La requête doit être datée, signée et accompagnée de toutes les pièces justificatives, dont le procès-verbal du commissaire de justice :

 À noter

si le propriétaire est une personne morale (SCI par exemple), les indications obligatoires dans la requête portent sur sa forme, sa dénomination, son siège social et son représentant légal.

Le juge statue par ordonnance.

S’il estime que la requête est fondée, il :

  • constate la résiliation du bail
  • ordonne la reprise des lieux et statue sur la demande de paiement en cas d’impayés
  • désigne les biens ayant une valeur marchande sur la base de l’inventaire dressé par le commissaire de justice
  • autorise leur vente aux enchères

 Attention :

s’il rejette la requête, sa décision est sans recours pour le propriétaire qui conserve toutefois la possibilité d’engager une procédure d’expulsion classique.

Le propriétaire a 2 mois pour signifier, par commissaire de justice, la décision du juge aux locataires (ou aux derniers occupants connus du propriétaire).

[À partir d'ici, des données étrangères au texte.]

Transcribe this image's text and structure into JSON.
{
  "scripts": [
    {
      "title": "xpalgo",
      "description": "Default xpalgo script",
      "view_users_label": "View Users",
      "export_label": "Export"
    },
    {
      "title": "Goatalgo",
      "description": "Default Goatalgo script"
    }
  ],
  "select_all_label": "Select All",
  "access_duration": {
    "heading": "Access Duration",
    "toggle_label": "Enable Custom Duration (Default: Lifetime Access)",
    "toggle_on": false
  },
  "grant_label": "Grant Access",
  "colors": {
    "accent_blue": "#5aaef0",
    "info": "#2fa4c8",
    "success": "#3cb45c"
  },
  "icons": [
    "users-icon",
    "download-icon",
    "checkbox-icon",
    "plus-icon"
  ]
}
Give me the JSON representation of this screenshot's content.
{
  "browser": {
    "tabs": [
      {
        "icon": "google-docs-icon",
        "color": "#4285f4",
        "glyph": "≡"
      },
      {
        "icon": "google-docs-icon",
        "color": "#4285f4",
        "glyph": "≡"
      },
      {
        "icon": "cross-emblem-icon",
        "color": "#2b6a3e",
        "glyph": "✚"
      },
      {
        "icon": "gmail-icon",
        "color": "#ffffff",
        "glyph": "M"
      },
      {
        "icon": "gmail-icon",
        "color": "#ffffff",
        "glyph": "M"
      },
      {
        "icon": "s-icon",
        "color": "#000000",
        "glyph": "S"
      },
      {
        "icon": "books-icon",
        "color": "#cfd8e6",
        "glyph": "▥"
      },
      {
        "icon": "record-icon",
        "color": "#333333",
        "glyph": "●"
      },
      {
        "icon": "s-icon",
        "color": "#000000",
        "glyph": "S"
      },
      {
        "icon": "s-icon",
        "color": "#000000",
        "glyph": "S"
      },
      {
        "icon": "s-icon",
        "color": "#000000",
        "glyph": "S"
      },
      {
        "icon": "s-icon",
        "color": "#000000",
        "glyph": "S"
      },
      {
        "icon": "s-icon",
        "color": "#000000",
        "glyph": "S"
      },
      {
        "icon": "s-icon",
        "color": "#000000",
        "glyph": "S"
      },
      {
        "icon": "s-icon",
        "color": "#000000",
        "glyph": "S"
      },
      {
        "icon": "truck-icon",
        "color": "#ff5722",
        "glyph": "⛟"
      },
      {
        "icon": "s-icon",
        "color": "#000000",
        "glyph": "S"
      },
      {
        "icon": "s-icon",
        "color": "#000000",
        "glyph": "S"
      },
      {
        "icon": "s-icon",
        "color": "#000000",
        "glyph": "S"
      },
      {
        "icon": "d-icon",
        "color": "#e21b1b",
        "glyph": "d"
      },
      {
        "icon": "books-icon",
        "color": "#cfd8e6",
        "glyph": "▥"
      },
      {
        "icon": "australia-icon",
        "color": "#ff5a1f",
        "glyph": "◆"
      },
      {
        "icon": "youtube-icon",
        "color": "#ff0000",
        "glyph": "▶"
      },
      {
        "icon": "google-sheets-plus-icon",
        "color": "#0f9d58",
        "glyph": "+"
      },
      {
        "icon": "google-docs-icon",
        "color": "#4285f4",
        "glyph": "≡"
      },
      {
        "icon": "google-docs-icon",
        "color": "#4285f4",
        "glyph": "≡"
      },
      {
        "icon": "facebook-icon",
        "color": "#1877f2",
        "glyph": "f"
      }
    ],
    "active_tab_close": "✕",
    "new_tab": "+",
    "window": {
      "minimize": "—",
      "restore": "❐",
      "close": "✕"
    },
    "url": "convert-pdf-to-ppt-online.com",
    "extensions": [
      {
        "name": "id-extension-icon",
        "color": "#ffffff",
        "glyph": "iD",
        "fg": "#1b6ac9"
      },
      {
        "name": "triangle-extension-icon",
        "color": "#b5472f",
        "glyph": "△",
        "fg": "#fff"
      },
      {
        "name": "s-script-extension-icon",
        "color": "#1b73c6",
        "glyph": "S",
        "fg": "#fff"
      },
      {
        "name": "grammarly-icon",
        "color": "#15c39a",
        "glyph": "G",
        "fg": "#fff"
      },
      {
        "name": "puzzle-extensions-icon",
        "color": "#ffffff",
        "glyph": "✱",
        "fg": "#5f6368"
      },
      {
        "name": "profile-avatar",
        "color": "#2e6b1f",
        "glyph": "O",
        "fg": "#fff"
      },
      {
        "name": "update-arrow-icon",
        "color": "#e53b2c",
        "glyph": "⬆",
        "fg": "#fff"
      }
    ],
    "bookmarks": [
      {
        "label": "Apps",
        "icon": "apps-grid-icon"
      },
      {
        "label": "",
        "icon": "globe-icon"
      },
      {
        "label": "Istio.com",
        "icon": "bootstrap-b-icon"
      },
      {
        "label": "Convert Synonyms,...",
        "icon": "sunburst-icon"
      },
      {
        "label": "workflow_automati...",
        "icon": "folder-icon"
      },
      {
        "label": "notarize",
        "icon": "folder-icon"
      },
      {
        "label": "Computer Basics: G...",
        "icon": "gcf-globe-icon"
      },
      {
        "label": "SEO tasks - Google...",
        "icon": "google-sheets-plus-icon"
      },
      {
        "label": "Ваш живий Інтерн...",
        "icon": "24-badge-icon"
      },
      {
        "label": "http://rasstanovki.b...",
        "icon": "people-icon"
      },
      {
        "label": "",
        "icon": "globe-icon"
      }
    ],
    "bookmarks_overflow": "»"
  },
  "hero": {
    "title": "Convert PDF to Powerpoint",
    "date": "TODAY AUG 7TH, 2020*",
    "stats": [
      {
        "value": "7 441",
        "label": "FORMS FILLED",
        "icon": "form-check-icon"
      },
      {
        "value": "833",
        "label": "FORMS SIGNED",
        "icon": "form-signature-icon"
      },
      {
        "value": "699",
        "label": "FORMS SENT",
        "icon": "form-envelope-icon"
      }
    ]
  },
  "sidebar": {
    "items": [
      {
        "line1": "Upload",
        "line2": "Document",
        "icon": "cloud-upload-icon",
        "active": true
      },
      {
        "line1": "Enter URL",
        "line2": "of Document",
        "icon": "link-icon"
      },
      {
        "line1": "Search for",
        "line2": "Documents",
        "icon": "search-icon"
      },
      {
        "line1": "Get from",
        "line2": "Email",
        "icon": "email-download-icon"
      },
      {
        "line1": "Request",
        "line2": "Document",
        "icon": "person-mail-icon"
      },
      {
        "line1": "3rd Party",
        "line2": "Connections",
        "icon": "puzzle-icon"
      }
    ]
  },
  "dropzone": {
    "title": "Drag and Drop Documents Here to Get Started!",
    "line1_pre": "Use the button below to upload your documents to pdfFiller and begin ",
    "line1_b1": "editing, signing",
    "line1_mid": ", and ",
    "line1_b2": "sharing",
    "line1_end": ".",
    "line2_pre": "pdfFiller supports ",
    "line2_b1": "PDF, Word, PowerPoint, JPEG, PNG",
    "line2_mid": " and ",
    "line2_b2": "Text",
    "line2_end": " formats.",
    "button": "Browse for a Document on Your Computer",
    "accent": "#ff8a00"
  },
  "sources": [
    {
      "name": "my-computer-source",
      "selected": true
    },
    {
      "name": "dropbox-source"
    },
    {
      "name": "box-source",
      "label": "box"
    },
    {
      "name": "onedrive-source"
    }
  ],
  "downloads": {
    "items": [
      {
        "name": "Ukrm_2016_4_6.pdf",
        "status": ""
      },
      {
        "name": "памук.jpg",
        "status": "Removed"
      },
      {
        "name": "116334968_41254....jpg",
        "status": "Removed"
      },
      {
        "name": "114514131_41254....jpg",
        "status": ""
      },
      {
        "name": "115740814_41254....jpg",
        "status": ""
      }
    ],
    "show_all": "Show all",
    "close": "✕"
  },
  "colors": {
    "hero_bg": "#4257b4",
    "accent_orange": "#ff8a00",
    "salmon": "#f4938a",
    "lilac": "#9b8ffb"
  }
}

Au-delà de ce délai, l’ordonnance qui n’a pas été signifiée devient nulle.

Cette signification doit obligatoirement informer le locataire :

  • de la manière dont il peut contester l’ordonnance du juge (délai, forme et tribunal compétent…),
  • de la manière dont il peut prendre connaissance des documents produits par le propriétaire,
  • de l’absence de recours possible au-delà du délai légal de contestation,
  • de la possibilité de retirer ses effets personnels dans un délai d’1 mois.

Si la signification est remise en mains propres, le commissaire de justice doit également informer verbalement le locataire de ses droits.

Les locataires ont 1 mois à partir de la signification de l’ordonnance pour la contester par déclaration remise ou adressée au greffe du tribunal.

Où s’adresser ?

Les parties sont alors convoquées à l’audience par lettre recommandée avec accusé de réception.

Le jugement du tribunal remplace l’ordonnance.

Si le juge constate que la demande initiale du propriétaire est abusive, ce dernier peut être condamné au versement d’une amende civile pouvant aller jusqu’à 10 000 €.